Location
- 1101 21st Avenue Sidney, (Cheyenne County), Nebraska 69162 United States

Information
- Type: Public high school
- Principal: Ryan Plummer
- Teaching staff: 24.96 (FTE)
- Enrollment: 334 (2023-2024)
- Student to teacher ratio: 13.38
- Colors: Red and white
- Athletics conference: Western Conference
- Nickname: Red Raiders

= Sidney High School (Nebraska) =

Secondary school in Sidney, Nebraska, United States

Sidney High School is the only high school in the city of Sidney, Nebraska, United States. The total enrollment as of February 2009 was 386. A new $17 million building was under construction during the 2008-2009 school year and was completed shortly after school started in August 2009. The new school was dedicated in August 2009.

Sidney is in Class B in the Nebraska School Activities Association (NSAA).

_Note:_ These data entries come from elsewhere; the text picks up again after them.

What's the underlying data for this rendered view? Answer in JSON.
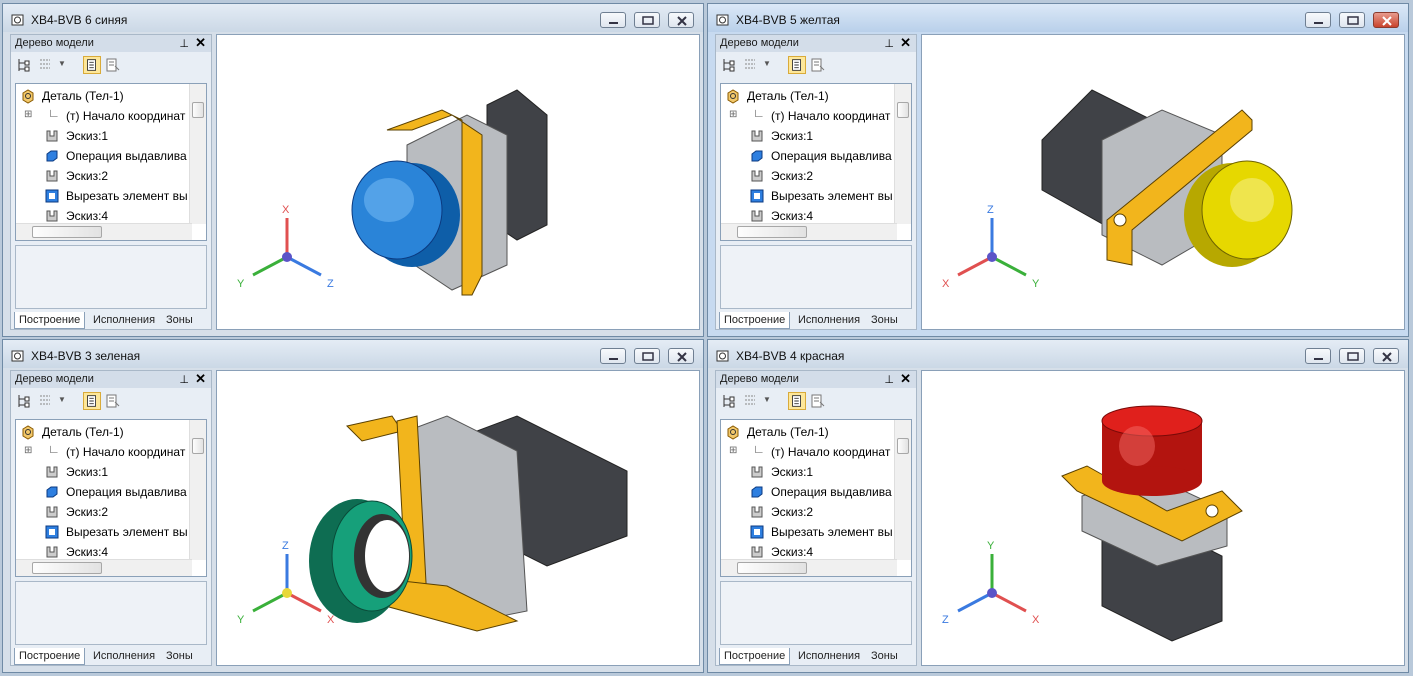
{
  "windows": [
    {
      "title": "XB4-BVB 6 синяя",
      "accent": "#2a84d8",
      "axes": [
        "X",
        "Y",
        "Z"
      ]
    },
    {
      "title": "XB4-BVB 5 желтая",
      "accent": "#e6d800",
      "axes": [
        "Z",
        "X",
        "Y"
      ]
    },
    {
      "title": "XB4-BVB 3 зеленая",
      "accent": "#16a07a",
      "axes": [
        "Z",
        "Y",
        "X"
      ]
    },
    {
      "title": "XB4-BVB 4 красная",
      "accent": "#e0201c",
      "axes": [
        "Y",
        "Z",
        "X"
      ]
    }
  ],
  "panel": {
    "title": "Дерево модели",
    "pin": "⊥",
    "close": "✕",
    "tree": [
      {
        "label": "Деталь (Тел-1)",
        "icon": "part-icon"
      },
      {
        "label": "(т) Начало координат",
        "icon": "origin-icon"
      },
      {
        "label": "Эскиз:1",
        "icon": "sketch-icon"
      },
      {
        "label": "Операция выдавлива",
        "icon": "extrude-icon"
      },
      {
        "label": "Эскиз:2",
        "icon": "sketch-icon"
      },
      {
        "label": "Вырезать элемент вы",
        "icon": "cut-icon"
      },
      {
        "label": "Эскиз:4",
        "icon": "sketch-icon"
      }
    ],
    "tabs": [
      "Построение",
      "Исполнения",
      "Зоны"
    ]
  },
  "colors": {
    "gold": "#f2b51c",
    "gray": "#b9bcc0",
    "dark": "#404247",
    "x_axis": "#e05050",
    "y_axis": "#3ab03a",
    "z_axis": "#3a7ae0"
  }
}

The school's mascot is the Red Raider. Sports offered at Sidney are football, volleyball, cross-country, wrestling, basketball, track and field, and golf. A cheer and dance team perform at home basketball games.

Sidney was once a power in most of these sports during the 1980s. The school experienced a downfall during the 1990s and early 2000s. Currently, Sidney is making a comeback in most sports. The football team was one game away from making the state playoffs, which hadn't been done since 1994. The boys' basketball team qualified for the 2009 NSAA State Tournament and placed third. The Raiders hadn't qualified for this tournament for 16 years before this. The boys' and girls' basketball teams qualified for the state tournament in 2010, which hadn't been done since 1984. The boys' golf team were state champions in 2007 and the girls' team have recently been to the state competition often as well.

Sidney also offers fine arts opportunities, including Speech, One-Act, the spring musical, and the Sidney Singers. The Oral Interpretation of Drama Team in 2010 were State Champions at State Speech.